As we often hear, the US job market has changed dramatically, and in so many ways, over the past few decades. Much of this has to do with technological change — Moore’s Law and such. Beyond that, though, there is simply a shift in expectation. We are expected to do our jobs for a few years, outgrow them, and move on. For some, much of this growth occurs under the aegis of one employer, through a series of promotions. But more often, it involves dusting off the resume and moving on to an entirely new employer every few years.
Last week, Volunteer Maryland Coordinators and the Support Team convened for a monthly training, and part of the day was devoted to polishing resumes and preparing for interviews. As we talked about the dos and don’ts of job-seeking, I reflected on my role in the Volunteer Maryland Coordinator hiring process, and what I look for in a VMC candidate.
Each year, we have about 300 applicants vying for 30 positions. In such a competitive field, what can applicants do to distinguish themselves? Here are a few:
Seize every opportunity to showcase your skills as a writer. The Volunteer Maryland application includes two required essays. And Volunteer Maryland, like other AmeriCorps programs, receives additional applications through the AmeriCorps Portal. The AmeriCorps Portal application template includes two questions that invite essay responses. When I see strong, substantive essays in these applications, I almost always get in touch with the applicant to schedule a screening interview.
You cover letter doubles as a writing sample, too. When I receive applications attached to email, I am always drawn in by a well-written message that includes brief information about the applicant, their interest in the position, and their gratitude for my time and consideration.
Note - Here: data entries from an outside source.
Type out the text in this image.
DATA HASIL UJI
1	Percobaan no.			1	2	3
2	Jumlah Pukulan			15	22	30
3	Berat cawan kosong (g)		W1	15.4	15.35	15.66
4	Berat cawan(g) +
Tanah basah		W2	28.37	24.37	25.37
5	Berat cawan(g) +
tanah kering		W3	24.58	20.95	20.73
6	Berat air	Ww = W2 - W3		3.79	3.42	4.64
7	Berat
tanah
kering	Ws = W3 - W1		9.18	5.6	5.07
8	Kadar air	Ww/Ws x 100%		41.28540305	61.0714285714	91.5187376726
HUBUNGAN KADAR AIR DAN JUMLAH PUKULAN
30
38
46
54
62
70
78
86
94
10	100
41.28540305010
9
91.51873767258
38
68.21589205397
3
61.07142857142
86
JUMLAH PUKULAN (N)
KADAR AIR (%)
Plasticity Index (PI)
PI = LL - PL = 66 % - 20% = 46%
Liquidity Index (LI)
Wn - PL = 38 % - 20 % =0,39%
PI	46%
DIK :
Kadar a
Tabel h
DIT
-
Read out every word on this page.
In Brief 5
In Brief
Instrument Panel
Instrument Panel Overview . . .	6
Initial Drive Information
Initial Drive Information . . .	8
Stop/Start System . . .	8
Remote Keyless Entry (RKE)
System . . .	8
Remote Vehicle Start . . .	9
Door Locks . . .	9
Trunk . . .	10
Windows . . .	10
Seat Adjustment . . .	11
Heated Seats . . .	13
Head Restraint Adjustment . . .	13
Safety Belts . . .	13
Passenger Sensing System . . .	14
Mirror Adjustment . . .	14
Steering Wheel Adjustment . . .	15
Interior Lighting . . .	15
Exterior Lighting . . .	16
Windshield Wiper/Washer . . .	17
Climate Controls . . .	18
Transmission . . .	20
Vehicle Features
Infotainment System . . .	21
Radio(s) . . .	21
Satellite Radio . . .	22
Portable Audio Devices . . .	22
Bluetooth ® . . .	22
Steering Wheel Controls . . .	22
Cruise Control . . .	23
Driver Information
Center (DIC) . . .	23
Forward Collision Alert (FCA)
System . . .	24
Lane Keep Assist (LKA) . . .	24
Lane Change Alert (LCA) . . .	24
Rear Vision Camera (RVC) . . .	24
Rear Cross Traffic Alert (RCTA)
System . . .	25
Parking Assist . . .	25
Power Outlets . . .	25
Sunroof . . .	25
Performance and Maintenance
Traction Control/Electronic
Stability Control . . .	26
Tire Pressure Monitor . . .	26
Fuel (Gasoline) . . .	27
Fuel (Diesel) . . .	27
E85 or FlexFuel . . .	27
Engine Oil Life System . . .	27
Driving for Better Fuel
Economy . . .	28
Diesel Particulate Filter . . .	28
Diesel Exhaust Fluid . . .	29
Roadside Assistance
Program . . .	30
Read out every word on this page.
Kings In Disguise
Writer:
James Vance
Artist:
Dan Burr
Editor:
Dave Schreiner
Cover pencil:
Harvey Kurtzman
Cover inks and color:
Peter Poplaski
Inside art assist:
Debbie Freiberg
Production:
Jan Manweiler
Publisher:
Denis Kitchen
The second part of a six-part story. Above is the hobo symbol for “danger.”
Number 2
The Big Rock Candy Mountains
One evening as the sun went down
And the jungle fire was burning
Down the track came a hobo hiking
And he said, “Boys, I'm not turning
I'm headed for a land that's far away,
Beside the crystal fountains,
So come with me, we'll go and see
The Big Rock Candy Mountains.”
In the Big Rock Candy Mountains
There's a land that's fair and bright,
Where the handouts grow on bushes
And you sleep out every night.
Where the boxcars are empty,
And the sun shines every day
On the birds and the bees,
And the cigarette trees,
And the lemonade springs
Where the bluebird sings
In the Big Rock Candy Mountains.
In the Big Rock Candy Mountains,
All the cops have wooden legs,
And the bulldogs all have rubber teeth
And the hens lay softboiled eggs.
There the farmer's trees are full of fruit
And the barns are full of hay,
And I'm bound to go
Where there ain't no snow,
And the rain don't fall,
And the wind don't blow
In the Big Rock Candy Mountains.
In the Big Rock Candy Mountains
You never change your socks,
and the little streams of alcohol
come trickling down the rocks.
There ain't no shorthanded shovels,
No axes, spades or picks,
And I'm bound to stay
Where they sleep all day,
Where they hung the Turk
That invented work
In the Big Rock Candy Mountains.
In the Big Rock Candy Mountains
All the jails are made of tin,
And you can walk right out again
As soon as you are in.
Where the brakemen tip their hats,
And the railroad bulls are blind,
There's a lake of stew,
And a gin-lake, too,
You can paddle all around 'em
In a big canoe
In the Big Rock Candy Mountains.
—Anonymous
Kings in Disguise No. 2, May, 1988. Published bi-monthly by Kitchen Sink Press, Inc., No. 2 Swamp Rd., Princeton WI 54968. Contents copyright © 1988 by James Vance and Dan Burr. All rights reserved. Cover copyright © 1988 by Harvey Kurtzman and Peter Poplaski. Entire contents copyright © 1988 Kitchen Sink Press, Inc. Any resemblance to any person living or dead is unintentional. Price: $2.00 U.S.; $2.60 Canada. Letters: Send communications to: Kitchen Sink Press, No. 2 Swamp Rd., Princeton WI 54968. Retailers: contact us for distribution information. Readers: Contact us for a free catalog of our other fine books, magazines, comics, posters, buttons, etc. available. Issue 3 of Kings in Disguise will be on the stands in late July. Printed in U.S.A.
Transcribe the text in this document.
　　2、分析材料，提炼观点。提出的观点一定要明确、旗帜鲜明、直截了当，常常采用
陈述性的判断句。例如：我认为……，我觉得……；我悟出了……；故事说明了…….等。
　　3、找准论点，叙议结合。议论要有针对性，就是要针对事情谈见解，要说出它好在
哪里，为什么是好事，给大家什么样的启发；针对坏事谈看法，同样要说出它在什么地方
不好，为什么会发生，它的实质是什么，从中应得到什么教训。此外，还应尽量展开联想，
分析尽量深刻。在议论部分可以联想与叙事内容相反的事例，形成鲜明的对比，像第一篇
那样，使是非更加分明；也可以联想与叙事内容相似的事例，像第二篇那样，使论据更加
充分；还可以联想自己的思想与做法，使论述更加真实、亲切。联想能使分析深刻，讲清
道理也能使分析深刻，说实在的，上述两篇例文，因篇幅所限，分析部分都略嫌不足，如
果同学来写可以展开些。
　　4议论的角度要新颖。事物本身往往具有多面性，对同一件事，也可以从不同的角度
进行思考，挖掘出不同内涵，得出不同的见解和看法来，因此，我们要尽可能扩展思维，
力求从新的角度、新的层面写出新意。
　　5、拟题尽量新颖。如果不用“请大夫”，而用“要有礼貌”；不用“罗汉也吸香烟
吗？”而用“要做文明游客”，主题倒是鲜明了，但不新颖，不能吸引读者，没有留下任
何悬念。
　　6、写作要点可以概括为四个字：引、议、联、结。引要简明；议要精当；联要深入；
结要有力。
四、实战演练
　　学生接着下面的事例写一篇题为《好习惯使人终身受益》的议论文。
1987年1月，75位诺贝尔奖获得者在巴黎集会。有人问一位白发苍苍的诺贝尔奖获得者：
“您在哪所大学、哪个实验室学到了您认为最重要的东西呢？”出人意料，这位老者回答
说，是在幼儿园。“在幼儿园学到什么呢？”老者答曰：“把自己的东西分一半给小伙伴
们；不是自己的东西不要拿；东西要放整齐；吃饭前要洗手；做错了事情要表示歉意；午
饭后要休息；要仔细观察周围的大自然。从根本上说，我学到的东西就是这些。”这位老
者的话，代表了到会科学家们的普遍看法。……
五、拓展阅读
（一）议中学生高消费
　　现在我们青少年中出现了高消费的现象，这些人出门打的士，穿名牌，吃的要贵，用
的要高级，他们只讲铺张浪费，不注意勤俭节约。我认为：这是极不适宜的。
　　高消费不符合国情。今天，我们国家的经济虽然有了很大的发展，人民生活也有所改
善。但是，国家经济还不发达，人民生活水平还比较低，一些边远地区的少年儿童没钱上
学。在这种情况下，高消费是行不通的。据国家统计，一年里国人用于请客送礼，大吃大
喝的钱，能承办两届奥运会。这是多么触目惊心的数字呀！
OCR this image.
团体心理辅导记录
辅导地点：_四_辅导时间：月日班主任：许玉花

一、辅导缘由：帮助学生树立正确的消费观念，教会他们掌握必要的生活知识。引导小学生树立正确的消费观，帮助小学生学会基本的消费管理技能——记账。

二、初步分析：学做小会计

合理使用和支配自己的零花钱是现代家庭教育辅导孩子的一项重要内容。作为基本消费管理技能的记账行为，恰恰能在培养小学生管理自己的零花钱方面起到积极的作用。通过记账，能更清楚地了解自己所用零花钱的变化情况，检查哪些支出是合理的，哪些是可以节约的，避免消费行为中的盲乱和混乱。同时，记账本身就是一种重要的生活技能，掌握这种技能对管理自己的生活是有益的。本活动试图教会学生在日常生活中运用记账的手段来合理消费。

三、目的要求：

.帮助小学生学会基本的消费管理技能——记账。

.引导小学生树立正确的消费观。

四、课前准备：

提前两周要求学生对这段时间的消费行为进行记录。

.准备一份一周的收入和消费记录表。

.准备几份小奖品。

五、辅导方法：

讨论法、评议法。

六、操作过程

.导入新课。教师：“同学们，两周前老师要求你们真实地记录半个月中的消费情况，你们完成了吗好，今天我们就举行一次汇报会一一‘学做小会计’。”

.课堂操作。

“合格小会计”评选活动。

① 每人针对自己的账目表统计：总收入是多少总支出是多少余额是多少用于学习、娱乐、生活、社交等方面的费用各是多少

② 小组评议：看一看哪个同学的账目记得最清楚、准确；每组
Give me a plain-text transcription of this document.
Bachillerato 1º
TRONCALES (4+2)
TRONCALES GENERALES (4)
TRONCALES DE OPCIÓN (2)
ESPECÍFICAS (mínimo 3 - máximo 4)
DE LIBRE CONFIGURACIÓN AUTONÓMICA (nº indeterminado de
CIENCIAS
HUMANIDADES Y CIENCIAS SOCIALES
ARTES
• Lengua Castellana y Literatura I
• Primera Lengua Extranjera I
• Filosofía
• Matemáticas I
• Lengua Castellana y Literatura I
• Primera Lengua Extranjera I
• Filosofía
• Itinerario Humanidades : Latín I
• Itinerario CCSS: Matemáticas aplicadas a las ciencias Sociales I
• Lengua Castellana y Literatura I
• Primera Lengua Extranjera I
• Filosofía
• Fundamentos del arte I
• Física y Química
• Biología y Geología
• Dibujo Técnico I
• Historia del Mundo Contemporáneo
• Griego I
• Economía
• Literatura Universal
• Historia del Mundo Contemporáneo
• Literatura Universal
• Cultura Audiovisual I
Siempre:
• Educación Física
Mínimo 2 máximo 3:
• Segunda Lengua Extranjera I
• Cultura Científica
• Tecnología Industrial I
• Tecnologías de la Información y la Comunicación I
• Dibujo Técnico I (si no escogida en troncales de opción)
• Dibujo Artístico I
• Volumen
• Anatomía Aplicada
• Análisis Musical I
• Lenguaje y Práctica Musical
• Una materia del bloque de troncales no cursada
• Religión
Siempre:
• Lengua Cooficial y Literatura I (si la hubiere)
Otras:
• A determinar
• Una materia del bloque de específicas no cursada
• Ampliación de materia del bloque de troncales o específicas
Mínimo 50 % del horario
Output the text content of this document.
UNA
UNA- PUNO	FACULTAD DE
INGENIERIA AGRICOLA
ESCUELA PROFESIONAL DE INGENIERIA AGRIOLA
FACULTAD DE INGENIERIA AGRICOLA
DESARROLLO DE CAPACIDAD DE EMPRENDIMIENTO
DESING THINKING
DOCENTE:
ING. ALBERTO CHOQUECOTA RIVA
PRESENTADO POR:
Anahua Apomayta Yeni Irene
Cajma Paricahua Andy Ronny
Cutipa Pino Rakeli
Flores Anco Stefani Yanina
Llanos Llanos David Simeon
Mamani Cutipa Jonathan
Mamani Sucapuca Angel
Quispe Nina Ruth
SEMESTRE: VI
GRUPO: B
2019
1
Be prompt. If a hiring manager gets in touch, reply within 24 hours. This conscientiousness shows that you will be a reliable employee. Show up for interviews five to ten minutes early and get back to your interviewer promptly with a handwritten thank you note.
Be prepared for behavioral interview questions. Show up for each interview ready to share stories about your professional and academic experience. Include stories that show how hard you work, what a good leader you are, how well you manage time, your strong relationships with peers and supervisors, your ingenuity and your ability to learn from mistakes.
Exit graciously. If either you or the potential employer decide not to move forward, express gratitude for the experience and opportunity. Good impressions pay untold dividends in work, as in life.